Alibaba mencatat pertumbuhan pesat di segmen Cloud Intelligence dengan peningkatan pendapatan sebesar 26% secara tahunan mencapai RMB 33,4 miliar atau sekitar 4,66 miliar dolar AS pada kuartal pertama tahun fiskal 2026. Produk berbasis AI generatif mengalami lonjakan pendapatan triple-digit untuk delapan kuartal berturut-turut, menunjukkan permintaan kuat akan solusi berbasis AI dan cloud. Perusahaan berencana menginvestasikan RMB 380 miliar atau 52 miliar dolar selama tiga tahun ke depan untuk memperkuat infrastruktur AI, membangun pusat data baru, serta mengembangkan chip inference milik sendiri. Langkah ini bertujuan mengurangi ketergantungan pada pemasok dari Amerika Serikat dan memperkuat kemampuan teknologi internal. Alibaba mengeluarkan belanja modal sebesar RMB 38,7 miliar pada kuartal terakhir, sehingga total investasi AI dan cloud melewati RMB 100 miliar dalam setahun. Kemitraan strategis seperti dengan SAP juga membantu menguatkan potensi pertumbuhan produk AI dan cloud Alibaba di pasar global. Namun, investasi besar ini menimbulkan tantangan seperti tekanan pada arus kas, kompleksitas operasional, serta risiko gangguan integrasi sistem lama dan kemungkinan cepat usangnya teknologi. Selain itu, persaingan ketat dari Microsoft dan Amazon yang memotong harga menyulitkan Alibaba mempertahankan margin keuntungan tinggi. Microsoft dan Amazon masih memimpin pasar cloud dan AI dengan keunggulan skala, investasi, dan integrasi produk yang lebih dalam. Microsoft membukukan pertumbuhan 39% dan pendapatan 75 miliar dolar, sementara Amazon dengan AWS memperkuat ekspansinya terutama di Asia Pasifik, membuat persaingan di segmen cloud AI semakin ketat untuk Alibaba.

Analisis Ahli

Mary Meeker (venture capitalist dan analis teknologi)

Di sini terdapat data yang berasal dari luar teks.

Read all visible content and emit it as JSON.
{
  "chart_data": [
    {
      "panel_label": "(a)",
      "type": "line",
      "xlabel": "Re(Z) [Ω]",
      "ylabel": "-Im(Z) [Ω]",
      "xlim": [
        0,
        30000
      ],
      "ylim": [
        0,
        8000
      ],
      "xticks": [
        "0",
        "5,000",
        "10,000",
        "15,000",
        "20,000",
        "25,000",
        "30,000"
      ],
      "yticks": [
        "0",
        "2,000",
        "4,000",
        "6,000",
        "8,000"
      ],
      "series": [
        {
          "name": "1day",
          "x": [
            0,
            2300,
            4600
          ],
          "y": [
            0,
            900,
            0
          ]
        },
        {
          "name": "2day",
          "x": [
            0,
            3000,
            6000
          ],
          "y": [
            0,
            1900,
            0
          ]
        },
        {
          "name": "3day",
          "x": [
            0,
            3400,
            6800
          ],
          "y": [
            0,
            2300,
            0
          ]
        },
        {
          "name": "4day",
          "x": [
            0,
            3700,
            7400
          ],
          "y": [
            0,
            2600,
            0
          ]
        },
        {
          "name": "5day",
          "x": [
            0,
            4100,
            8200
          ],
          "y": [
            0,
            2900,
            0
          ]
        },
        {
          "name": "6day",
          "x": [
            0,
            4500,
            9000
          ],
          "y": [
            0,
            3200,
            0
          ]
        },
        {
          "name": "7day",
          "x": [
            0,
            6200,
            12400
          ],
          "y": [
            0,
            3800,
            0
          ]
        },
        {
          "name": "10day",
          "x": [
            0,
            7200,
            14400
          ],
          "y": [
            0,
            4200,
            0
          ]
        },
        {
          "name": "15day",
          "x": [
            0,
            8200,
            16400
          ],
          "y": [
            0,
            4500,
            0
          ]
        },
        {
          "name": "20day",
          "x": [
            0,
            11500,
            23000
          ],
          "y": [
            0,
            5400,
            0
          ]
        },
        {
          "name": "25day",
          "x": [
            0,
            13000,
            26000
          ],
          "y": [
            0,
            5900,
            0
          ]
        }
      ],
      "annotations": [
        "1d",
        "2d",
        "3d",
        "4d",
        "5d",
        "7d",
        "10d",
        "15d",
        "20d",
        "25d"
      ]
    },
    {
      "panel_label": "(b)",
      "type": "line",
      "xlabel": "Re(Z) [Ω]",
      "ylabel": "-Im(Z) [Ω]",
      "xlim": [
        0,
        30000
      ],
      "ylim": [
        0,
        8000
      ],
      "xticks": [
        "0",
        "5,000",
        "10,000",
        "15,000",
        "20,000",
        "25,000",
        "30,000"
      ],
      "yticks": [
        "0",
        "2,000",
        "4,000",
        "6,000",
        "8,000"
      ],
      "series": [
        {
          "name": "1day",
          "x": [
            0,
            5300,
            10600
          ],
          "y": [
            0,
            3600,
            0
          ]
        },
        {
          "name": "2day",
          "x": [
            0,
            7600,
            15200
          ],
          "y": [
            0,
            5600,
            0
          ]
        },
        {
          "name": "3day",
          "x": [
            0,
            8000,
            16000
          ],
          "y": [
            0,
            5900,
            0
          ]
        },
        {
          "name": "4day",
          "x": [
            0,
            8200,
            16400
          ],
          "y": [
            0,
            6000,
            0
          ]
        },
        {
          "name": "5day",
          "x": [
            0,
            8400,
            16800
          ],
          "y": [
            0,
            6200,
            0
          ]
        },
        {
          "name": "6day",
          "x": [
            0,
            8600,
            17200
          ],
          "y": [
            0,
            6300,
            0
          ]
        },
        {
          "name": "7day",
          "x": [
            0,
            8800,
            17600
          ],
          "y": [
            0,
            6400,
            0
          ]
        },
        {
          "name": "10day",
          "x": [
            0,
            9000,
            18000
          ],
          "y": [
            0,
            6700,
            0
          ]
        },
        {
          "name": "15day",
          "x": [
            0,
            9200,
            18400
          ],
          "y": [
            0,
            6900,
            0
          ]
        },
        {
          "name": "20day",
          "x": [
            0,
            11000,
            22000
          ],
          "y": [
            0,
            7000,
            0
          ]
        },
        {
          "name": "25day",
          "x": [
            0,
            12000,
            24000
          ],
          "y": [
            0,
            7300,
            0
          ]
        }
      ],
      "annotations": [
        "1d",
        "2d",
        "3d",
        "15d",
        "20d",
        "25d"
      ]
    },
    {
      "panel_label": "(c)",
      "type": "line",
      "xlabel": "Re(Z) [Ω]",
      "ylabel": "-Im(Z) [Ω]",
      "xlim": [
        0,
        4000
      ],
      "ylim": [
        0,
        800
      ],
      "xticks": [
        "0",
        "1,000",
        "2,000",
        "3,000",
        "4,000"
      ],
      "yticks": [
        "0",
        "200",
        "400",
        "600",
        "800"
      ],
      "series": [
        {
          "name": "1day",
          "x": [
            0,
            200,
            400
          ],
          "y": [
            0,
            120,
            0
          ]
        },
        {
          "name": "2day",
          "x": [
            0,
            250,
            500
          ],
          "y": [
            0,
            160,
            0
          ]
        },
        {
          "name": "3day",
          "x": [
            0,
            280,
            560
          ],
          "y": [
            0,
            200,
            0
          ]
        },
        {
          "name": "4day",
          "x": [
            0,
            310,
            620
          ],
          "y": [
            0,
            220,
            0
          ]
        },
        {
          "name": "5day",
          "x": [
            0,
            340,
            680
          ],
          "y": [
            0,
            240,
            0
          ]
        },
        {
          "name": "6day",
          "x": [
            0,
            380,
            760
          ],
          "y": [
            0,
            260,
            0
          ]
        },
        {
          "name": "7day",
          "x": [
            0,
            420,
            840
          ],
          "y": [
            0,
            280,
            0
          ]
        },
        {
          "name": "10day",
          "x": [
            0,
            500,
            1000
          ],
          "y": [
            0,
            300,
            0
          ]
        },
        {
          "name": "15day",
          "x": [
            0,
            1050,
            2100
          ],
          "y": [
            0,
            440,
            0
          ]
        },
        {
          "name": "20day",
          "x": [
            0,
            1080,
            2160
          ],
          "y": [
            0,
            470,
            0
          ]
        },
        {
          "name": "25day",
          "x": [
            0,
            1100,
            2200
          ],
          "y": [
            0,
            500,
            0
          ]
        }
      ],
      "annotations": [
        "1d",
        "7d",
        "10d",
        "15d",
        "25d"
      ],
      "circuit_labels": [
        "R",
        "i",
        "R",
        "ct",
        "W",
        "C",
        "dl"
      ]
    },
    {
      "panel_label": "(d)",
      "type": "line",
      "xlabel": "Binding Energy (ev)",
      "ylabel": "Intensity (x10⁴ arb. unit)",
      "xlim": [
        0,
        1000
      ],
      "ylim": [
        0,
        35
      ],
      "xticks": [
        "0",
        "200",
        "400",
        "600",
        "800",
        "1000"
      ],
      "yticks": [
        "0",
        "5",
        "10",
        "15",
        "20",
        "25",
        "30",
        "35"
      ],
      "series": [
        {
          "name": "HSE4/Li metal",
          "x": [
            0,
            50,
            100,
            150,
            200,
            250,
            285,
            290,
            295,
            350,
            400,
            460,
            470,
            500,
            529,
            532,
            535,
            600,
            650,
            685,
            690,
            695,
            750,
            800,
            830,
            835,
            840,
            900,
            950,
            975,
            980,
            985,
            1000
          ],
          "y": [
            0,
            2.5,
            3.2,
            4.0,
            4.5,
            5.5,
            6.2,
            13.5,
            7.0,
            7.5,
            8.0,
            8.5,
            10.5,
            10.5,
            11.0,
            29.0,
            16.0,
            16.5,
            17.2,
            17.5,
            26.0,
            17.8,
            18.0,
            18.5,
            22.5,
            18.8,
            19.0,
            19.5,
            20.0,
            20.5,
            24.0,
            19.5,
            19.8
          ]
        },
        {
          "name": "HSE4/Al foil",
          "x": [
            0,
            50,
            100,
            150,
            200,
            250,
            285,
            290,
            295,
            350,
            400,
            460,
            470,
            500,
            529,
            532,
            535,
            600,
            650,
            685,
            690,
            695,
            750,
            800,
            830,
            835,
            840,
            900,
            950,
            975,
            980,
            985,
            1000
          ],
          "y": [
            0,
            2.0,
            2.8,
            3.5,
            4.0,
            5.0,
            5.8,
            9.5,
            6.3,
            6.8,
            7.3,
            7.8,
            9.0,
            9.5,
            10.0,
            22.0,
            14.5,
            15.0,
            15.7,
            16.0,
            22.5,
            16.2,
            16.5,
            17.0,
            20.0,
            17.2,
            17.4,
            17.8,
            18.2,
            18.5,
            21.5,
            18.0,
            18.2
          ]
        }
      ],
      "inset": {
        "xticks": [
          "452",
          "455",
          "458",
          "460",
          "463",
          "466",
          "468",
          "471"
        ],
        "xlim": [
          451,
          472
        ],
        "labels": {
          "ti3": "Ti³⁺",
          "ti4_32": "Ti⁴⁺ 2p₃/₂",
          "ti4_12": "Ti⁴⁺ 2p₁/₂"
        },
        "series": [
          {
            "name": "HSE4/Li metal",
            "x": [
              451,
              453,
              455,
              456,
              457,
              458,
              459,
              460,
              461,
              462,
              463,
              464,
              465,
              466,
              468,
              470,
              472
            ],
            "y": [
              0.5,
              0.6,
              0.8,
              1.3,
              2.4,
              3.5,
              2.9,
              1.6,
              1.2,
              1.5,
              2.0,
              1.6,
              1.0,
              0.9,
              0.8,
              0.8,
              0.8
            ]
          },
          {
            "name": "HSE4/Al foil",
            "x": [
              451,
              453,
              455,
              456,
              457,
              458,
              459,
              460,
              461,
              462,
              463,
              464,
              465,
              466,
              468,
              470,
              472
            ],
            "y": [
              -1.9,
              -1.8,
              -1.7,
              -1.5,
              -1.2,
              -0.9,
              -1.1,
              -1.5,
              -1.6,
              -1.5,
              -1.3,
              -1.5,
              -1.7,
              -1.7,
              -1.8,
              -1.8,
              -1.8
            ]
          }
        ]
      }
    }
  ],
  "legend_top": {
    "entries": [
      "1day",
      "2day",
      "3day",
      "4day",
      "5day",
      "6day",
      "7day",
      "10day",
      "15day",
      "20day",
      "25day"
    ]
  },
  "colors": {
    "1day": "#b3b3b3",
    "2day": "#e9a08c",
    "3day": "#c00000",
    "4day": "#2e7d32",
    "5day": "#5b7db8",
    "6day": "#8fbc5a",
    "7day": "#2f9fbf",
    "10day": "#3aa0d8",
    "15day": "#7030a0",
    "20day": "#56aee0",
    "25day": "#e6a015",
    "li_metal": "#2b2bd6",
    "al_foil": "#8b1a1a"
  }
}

Investasi besar dalam AI dan cloud menunjukkan Alibaba serius mengejar pengembangan berbasis teknologi terbaru, tapi mereka harus hati-hati dalam mengelola eksekusi agar tidak kehilangan momentum di pasar global yang sangat kompetitif.
Ben Thompson (analis teknologi)
Kemampuan Alibaba untuk menggabungkan layanan cloud dengan ekosistem bisnis lokal adalah keunggulan utama mereka, tetapi secara global Microsoft dan Amazon punya keunggulan skalabilitas yang sulit disaingi dalam waktu dekat.